Evet, Ekmeleddin İhsanoğlu’na oy vereceğim. İhsanoğlu’nun Erdoğan ile karşılaştırılmayacak düzeyde olumlu bazı niteliklere sahip olduğunu da kabul ediyorum!
Amaaa! Olağanüstü bir durum olmadıktan sonra (yeni kaset veya bilgilerin servis edilmesi, AKP’de bölünme gibi) büyük olasılıkla birinci, en geç ikinci turda Erdoğan’ın kazanacağını düşünüyorum; kızgınlığımın nedeni de bu. Önceden yazdıklarımın da arkasındayım, ancak seçilme şansı olan birini aday göstermediği için Kılıçdaroğlu ile hesaplaşmayı cumhurbaşkanlığı seçimi sonrasına erteliyorum!
İhsanoğlu’na oy vereceğim, ama oynanan oyunları anladığım kadarıyla anlatmaya çalışacağım…
Çok gerilere gidelim ve Çinli komutan Sun-Tzu’nun 2 bin 500 yıl önce yazdığı Savaş Sanatı’ kitabına (Kastaş Yayınları) bir göz atalım!
“Düşman ordularını savaşmadan yenmek en büyük ustalıktır” diyen SunTzu rakip bir devleti parçalayabilmek için şunları önerir:
“Rakip ülkelerin hakanlarının başarılarını küçük göstererek şöhretlerine gölge düşürmek ve zamanı geldiğinde kendi halkının onları hor görmesini sağlamak
Düşman halkın kendi aralarında olan uyuşmazlık ve kavgalarını yaymak
Adi ve aşağılık kişilerin işbirliğinden yararlanmak!”
Cumhurbaşkanlığı seçim sürecini bu ilkeler doğrultusunda inceleyelim!

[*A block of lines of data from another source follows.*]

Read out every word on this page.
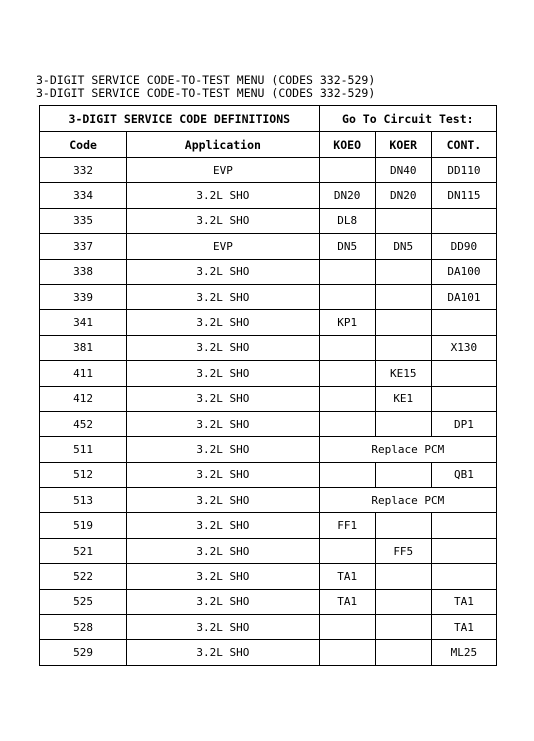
3-DIGIT SERVICE CODE-TO-TEST MENU (CODES 332-529)
3-DIGIT SERVICE CODE-TO-TEST MENU (CODES 332-529)
3-DIGIT SERVICE CODE DEFINITIONS		Go To Circuit Test:		
Code	Application	KOEO	KOER	CONT.
332	EVP		DN40	DD110
334	3.2L SHO	DN20	DN20	DN115
335	3.2L SHO	DL8		
337	EVP	DN5	DN5	DD90
338	3.2L SHO			DA100
339	3.2L SHO			DA101
341	3.2L SHO	KP1		
381	3.2L SHO			X130
411	3.2L SHO		KE15	
412	3.2L SHO		KE1	
452	3.2L SHO			DP1
511	3.2L SHO	Replace PCM		
512	3.2L SHO			QB1
513	3.2L SHO	Replace PCM		
519	3.2L SHO	FF1		
521	3.2L SHO		FF5	
522	3.2L SHO	TA1		
525	3.2L SHO	TA1		TA1
528	3.2L SHO			TA1
529	3.2L SHO			ML25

Rakiplerimizin önündeki en büyük engel olan Ordu’, kurulan komplo’ ve operasyonlar’ ile zaten kıpırdayamaz’ duruma getirilmişti. Sıra, bir savaş halinde Başkomutan’ olacak Cumhurbaşkanının seçimi’ne gelince, Ulusalcı’ özelliklere sahip bir aday ile savaşmak göze alınmadı. Yılmaz Büyükerşen’ veya Mansur Yavaş’ gibi hem oy potansiyeli yüksek, hem de birleştirici’ bir aday yerine Ekmeleddin İhsanoğlu’ adı, sözde Ulusalcı’ ve sözde Halkçı’ olan iki partinin liderine dikte ettirildi. Emine Ülker Tarhan’ın dördüncü aday olması ise engellendi. Oysa Tarhan’ın adaylığı Erdoğan’ın ilk turda seçilmesini zorlaştıracak, İhsanoğlu’nun ikinci turda seçilme şansını arttıracaktı. Sonuçta seçimlere Ulusalcı’ olmayan iki aday ve Kürt Ulusalcısı’ bir adayla gidilmesi sağlandı ve olası bir Başkomutan’ın Ulusalcı’ olmaması garantiye alındı; yani Ordu’nun ardından Başkomutan’ işi de savaşmadan halledilmiş oldu.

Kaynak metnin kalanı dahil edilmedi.